В завершение сюжета — еще одно краткое интервью. О том, с каким мастерством Краснов использует давление на подследственных непосредственно и через их родственников рассказала в Рунете мать одного из таких «назначенных преступников» в деле Квачкова, Ивана Миронова, — Татьяна Леонидовна. Поэтому при первой же возможности я подошел с диктофоном к самому Ивану, за здорово живешь просидевшему полтора года в тюрьме и отпущенному в зале суда на волю. Ведь первым, кто занимался Мироновым по линии следствия и упрятал его за решетку, был тот же самый Игорь Краснов. Я задал Ивану Борисовичу прямой вопрос:
— Скажите пожалуйста, вам известно что-нибудь о методах Игоря Владимировича Краснова, как он работает с подследственными, использует ли он давление на родственников, на самих подследственных?
— Лично, при допросах в Генпрокуратуре, в стенах, я не слышал, чтобы там пытали.
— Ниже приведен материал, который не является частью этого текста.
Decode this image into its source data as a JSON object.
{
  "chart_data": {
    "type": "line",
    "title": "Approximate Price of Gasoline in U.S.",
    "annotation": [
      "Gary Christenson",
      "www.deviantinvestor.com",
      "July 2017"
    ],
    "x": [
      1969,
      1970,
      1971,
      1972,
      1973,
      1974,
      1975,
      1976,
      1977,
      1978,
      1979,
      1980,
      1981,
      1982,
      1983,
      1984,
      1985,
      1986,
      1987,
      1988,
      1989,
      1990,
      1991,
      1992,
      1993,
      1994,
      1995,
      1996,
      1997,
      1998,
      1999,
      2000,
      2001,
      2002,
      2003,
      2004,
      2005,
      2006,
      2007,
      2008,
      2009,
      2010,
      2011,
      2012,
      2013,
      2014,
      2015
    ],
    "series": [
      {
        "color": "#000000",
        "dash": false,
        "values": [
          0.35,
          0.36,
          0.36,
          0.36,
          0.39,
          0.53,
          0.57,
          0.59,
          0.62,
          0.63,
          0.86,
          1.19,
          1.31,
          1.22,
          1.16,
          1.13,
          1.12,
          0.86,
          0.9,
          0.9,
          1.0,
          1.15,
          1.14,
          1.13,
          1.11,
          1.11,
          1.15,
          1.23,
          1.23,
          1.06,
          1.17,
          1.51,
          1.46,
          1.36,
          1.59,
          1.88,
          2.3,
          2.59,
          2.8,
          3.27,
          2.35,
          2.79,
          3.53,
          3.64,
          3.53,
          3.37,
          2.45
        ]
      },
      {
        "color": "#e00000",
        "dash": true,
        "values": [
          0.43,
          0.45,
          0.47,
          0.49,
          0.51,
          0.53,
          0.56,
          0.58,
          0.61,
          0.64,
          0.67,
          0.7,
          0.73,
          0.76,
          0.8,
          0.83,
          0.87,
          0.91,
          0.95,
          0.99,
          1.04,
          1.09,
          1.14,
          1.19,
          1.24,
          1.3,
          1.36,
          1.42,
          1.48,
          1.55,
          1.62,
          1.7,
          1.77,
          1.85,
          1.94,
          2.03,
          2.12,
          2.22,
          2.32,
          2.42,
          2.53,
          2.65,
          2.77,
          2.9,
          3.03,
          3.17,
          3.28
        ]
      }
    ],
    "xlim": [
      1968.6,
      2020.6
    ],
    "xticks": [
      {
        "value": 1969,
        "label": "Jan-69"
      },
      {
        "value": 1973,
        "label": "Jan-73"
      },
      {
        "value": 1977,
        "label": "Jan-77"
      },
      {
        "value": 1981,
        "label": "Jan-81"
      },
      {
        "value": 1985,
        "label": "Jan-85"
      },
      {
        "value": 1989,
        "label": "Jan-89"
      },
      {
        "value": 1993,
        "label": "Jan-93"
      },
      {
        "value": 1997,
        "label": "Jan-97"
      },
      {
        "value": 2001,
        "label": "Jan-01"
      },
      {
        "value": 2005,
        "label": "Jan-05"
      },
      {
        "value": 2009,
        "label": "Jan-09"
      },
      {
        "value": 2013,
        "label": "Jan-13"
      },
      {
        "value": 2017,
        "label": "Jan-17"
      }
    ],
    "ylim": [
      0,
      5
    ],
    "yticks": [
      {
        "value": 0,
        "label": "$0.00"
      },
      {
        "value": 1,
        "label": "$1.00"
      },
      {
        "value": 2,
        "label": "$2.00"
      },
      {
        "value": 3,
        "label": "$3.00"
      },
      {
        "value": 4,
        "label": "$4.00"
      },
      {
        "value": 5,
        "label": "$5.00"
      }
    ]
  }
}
Это слишком топорная работа, слишком прямая, лобовая, и, как правило, результат она должный не приносит. У Краснова более интеллигентные, изощренные методы, причем он работает именно по свидетелям обвинения… Здесь еще интересный момент, как Краснов работает с адвокатами. Мой адвокат, который был у меня по соглашению, когда я находился в розыске, к которому я обратился по ордеру из кабинета Краснова, — я не знаю кто, ФСБэшник или сам Краснов, но они его очень быстро сломали на свою сторону, и Выскребцев в тот же день умудрился сдать еще моего отца ФСБэшникам.
— То есть, они владеют секретом давления на адвокатов?
— Ну, тут никаких секретов особых нету. Если адвокат не всегда чистоплотен, то эту нечистоплотность очень сложно скрыть. И в дальнейшем она используется как фактор для давления на них с целью сотрудничества, ну и всяких разных подлых дел.
— Сегодня мы услышали из уст Никиты, что первоначально у него было некое соглашение со следствием, согласно которому он принимал вину на себя, в обмен на то, что будет отпущена не причастная к делу ни с какого боку его гражданская жена Евгения Хасис. Как вы считаете, вот такой прием, такое соглашение, является ли это обиходным явлением? Применяется ли такой прием нашим современным сегодняшним следствием?
— Ну, естественно, схема классическая, причем вариантов не так много. У меня была примерно та же схема разводки, когда по сценарию должны были взять меня и должны были взять сразу после так называемого покушения на Чубайса мою хорошую знакомую Катю Пажетных. Следствие посчитало, те, кто инсценировал это покушение, что это моя гражданская жена, и расчет был абсолютно такой же: то есть, берут двоих, меня ломают на показания за ее свободу. И все…
— То есть к вам этот прием, эта схема конкретно применялись?
— Эта схема сломалась, потому что меня не сумели взять сразу после этих событий
— Но пытались применять?
— Конечно. А к ней пришли сразу, сказали, что она участвовала, у нее в доме была засада и, наверное, то, что она ушла в розыск, это ее спасло.
Итак, перед нами стандартный приемчик работы следствия, успешно примененный следователем Игорем Красновым в деле Тихонова/Хасис. Явился ли при этом адвокат Скрипилев объектом одноразового или многоразового использования и на чем его завербовал Краснов, я тут не сужу.
Что тут добавить? Такие вот «герои» нашего поганого времени.
Но возникает вопрос. Иван Миронов прямо говорит об инсценировке покушения на Чубайса как о приеме, позволившим развернуть открытый показательный политический процесс над русскими национал-патриотами. Процесс был подготовлен топорно — и сорвался. Не было ли подобной — повторной — попыткой убийство Маркелова с последующим судом? Признаем, если так, что попытка отменно удалась.
Миронов не называет авторов инсценировки, лишь намекая на их связь со следствием. Оставлю и я этот вопрос открытым. Но попытаюсь показать еще некоторые детали подготовительной работы, чтобы помочь читателю найти ответ.
Оговор как метод следствия
Перейдем с этой целью к показаниям Ильи Горячева.
Илья Горячев, аспирант Института славяноведения РАН, — человек в судьбе Никиты Тихонова не случайный и не рядовой. Никита до последнего считал его едва ли не единственным своим настоящим другом.